Insane million block Minecraft pixel art sets world record

Thorlar Thorlarian describes himself as a "Pixel Art King," and that's not an empty boast. Witness his recreation of this BlizzCon 2010 wallpaper in Minecraft: It's made up of over 1.1 million blocks, and took him more than 23 weeks to create. Even crazier, he did the entire thing by hand, without the aid of any external software or other artists.

"Pixel art, when it comes down to it, is just like drawing with pen and paper. So with enough practice, it's easy to know what blocks have what color, such as black being best represented by by black wool, coal blocks, etc. At that point, no matter the size of your project, all you need to do is know what block would be most suitable for what area," he told us. Of course, you also need the time and the tenacity to see it through to the end. "It took over 1000 hours, so it's not something you just plan to do overnight or in a week," he added.

A video of the final moments of the image's creation, followed by a flyover, demonstrates just how massive it really is. Even with the render distance set to maximum, we don't come close to seeing the whole thing until he zooms out to a world map view. Thorlar claims that the 1,128,960 blocks used in the image represents an actual world record as the biggest Minecraft pixel art ever, with thousands of Twitch witnesses to confirm the legitimacy of the accomplishment.

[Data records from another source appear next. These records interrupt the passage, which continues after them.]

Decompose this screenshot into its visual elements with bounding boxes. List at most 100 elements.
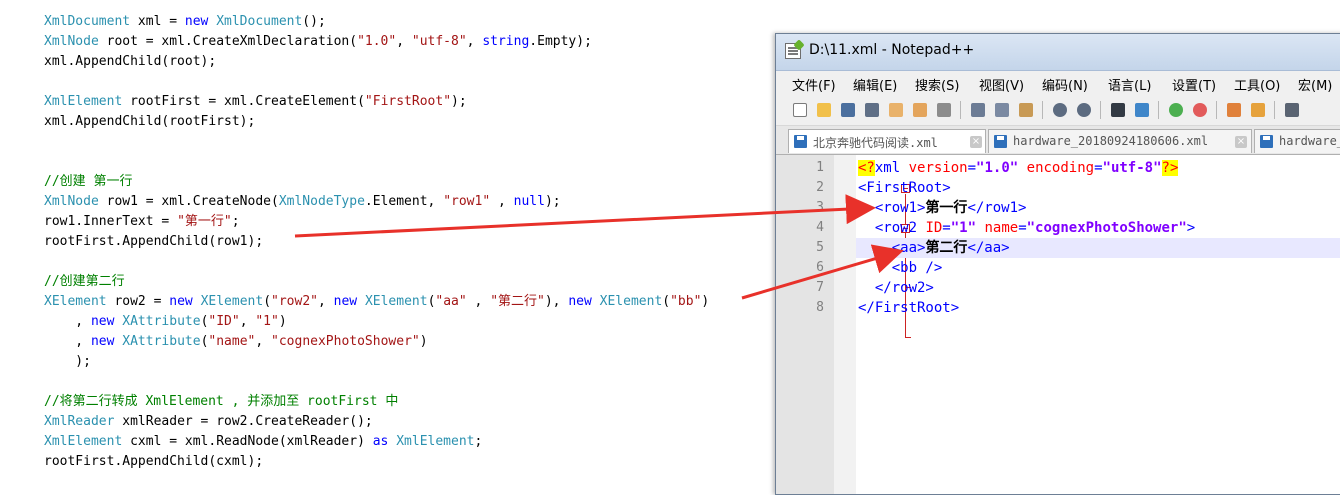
code-line: //创建 第一行: [44, 172, 132, 192]
menu-file[interactable]: 文件(F): [792, 75, 836, 94]
code-token: ;: [474, 434, 483, 449]
code-line: , new XAttribute("name", "cognexPhotoSho…: [44, 332, 427, 352]
xml-token: xml: [874, 160, 901, 176]
xml-editor[interactable]: 12345678 <?xml version="1.0" encoding="u…: [776, 155, 1340, 494]
code-token: new: [90, 314, 115, 329]
tab-hardware-1[interactable]: hardware_20180924180606.xml ×: [988, 129, 1252, 153]
code-line: xml.AppendChild(rootFirst);: [44, 112, 255, 132]
code-token: row1 = xml.CreateNode(: [98, 194, 279, 209]
code-token: ();: [302, 14, 326, 29]
menu-settings[interactable]: 设置(T): [1172, 75, 1216, 94]
code-token: "FirstRoot": [364, 94, 452, 109]
menu-encoding[interactable]: 编码(N): [1042, 75, 1088, 94]
xml-token: =: [1094, 160, 1103, 176]
xml-line: <aa>第二行</aa>: [858, 238, 1010, 258]
toolbar-separator: [1274, 101, 1275, 119]
code-line: XmlNode root = xml.CreateXmlDeclaration(…: [44, 32, 592, 52]
line-number: 4: [816, 220, 824, 235]
xml-token: <row1>: [874, 200, 926, 216]
code-token: ): [278, 314, 287, 329]
notepad-plus-plus-window[interactable]: D:\11.xml - Notepad++ 文件(F) 编辑(E) 搜索(S) …: [775, 33, 1340, 495]
tab-bar: 北京奔驰代码阅读.xml × hardware_20180924180606.x…: [776, 126, 1340, 155]
code-token: ): [701, 294, 710, 309]
code-token: "ID": [208, 314, 240, 329]
code-token: XmlDocument: [44, 14, 131, 29]
code-token: new: [90, 334, 115, 349]
close-icon[interactable]: [886, 100, 906, 120]
paste-icon[interactable]: [1016, 100, 1036, 120]
xml-token: [858, 220, 875, 236]
xml-line: <FirstRoot>: [858, 178, 951, 198]
menu-bar: 文件(F) 编辑(E) 搜索(S) 视图(V) 编码(N) 语言(L) 设置(T…: [776, 71, 1340, 95]
xml-token: encoding: [1026, 160, 1095, 176]
zoom-in-icon[interactable]: [1166, 100, 1186, 120]
tab-hardware-2[interactable]: hardware_: [1254, 129, 1340, 153]
line-number: 1: [816, 160, 824, 175]
copy-icon[interactable]: [992, 100, 1012, 120]
code-token: "cognexPhotoShower": [271, 334, 420, 349]
zoom-out-icon[interactable]: [1190, 100, 1210, 120]
line-number-gutter: 1 2 3 4 5 6 7 8: [776, 155, 834, 494]
new-file-icon[interactable]: [790, 100, 810, 120]
menu-language[interactable]: 语言(L): [1108, 75, 1151, 94]
code-token: row2 =: [106, 294, 170, 309]
code-token: string: [482, 34, 530, 49]
menu-macro[interactable]: 宏(M): [1298, 75, 1332, 94]
code-token: xmlReader = row2.CreateReader();: [114, 414, 373, 429]
code-token: ,: [466, 294, 491, 309]
undo-icon[interactable]: [1050, 100, 1070, 120]
print-icon[interactable]: [934, 100, 954, 120]
code-token: .Empty);: [529, 34, 592, 49]
fold-margin[interactable]: [834, 155, 911, 494]
code-token: cxml = xml.ReadNode(xmlReader): [122, 434, 373, 449]
code-line: XmlElement cxml = xml.ReadNode(xmlReader…: [44, 432, 482, 452]
code-token: "1": [255, 314, 279, 329]
open-file-icon[interactable]: [814, 100, 834, 120]
menu-edit[interactable]: 编辑(E): [853, 75, 897, 94]
close-icon[interactable]: ×: [970, 136, 982, 148]
tab-label: hardware_20180924180606.xml: [1013, 134, 1209, 148]
close-all-icon[interactable]: [910, 100, 930, 120]
line-number: 7: [816, 280, 824, 295]
code-token: "第一行": [177, 214, 232, 229]
xml-token: "utf-8": [1102, 160, 1162, 176]
xml-token: "cognexPhotoShower": [1026, 220, 1187, 236]
menu-tools[interactable]: 工具(O): [1234, 75, 1280, 94]
code-token: xml.AppendChild(root);: [44, 54, 217, 69]
code-token: new: [333, 294, 358, 309]
menu-search[interactable]: 搜索(S): [915, 75, 959, 94]
code-token: rootFirst.AppendChild(cxml);: [44, 454, 264, 469]
save-status-icon: [1260, 135, 1273, 148]
code-token: ,: [490, 194, 514, 209]
window-title-bar[interactable]: D:\11.xml - Notepad++: [776, 34, 1340, 71]
tab-beijing-benz[interactable]: 北京奔驰代码阅读.xml ×: [788, 129, 986, 153]
wrap-icon[interactable]: [1282, 100, 1302, 120]
xml-token: <row2: [874, 220, 926, 236]
find-icon[interactable]: [1108, 100, 1128, 120]
close-icon[interactable]: ×: [1235, 136, 1247, 148]
code-token: );: [451, 94, 467, 109]
code-line: XmlElement rootFirst = xml.CreateElement…: [44, 92, 467, 112]
code-token: new: [184, 14, 209, 29]
tab-label: 北京奔驰代码阅读.xml: [813, 136, 938, 150]
xml-token: =: [942, 220, 951, 236]
code-token: "row1": [443, 194, 491, 209]
cut-icon[interactable]: [968, 100, 988, 120]
menu-view[interactable]: 视图(V): [979, 75, 1024, 94]
save-all-icon[interactable]: [862, 100, 882, 120]
code-line: XmlDocument xml = new XmlDocument();: [44, 12, 326, 32]
code-token: XmlDocument: [216, 14, 303, 29]
redo-icon[interactable]: [1074, 100, 1094, 120]
code-token: );: [544, 194, 561, 209]
sync-h-icon[interactable]: [1248, 100, 1268, 120]
code-token: rootFirst = xml.CreateElement(: [122, 94, 365, 109]
code-token: XElement: [599, 294, 663, 309]
save-icon[interactable]: [838, 100, 858, 120]
code-token: ),: [544, 294, 569, 309]
code-token: XmlNodeType: [278, 194, 365, 209]
sync-v-icon[interactable]: [1224, 100, 1244, 120]
replace-icon[interactable]: [1132, 100, 1152, 120]
code-token: (: [263, 294, 272, 309]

Livestreaming the creation of the image also earned roughly $3500 for charity, including $1337 in one hour on the final day, most of which went to Make-A-Wish Ireland. In fact, he's raised roughly $11,000 for charity since March 2014, shortly after he became a Twitch partner.

"I told myself, 'If I ever get so much support I get partnered, we're doing charity as much as we can.' As we've kept growing, the effort has too," he said. "The bigger we've grown, ever so steadily, the faster we've been able to raise money, and it makes me happy to see how much of a difference games can make for charity and the less fortunate... I love seeing what games can do for people. Not just cheering people up on a bad day, but giving people clean water, helping research cancer, etc."

A closer look at what went into Thorlar's amazing creation may be found in this Reddit AMA posted earlier today, which also includes a link to the Dynmap for those who'd like to check it out in all its humungous glory for themselves.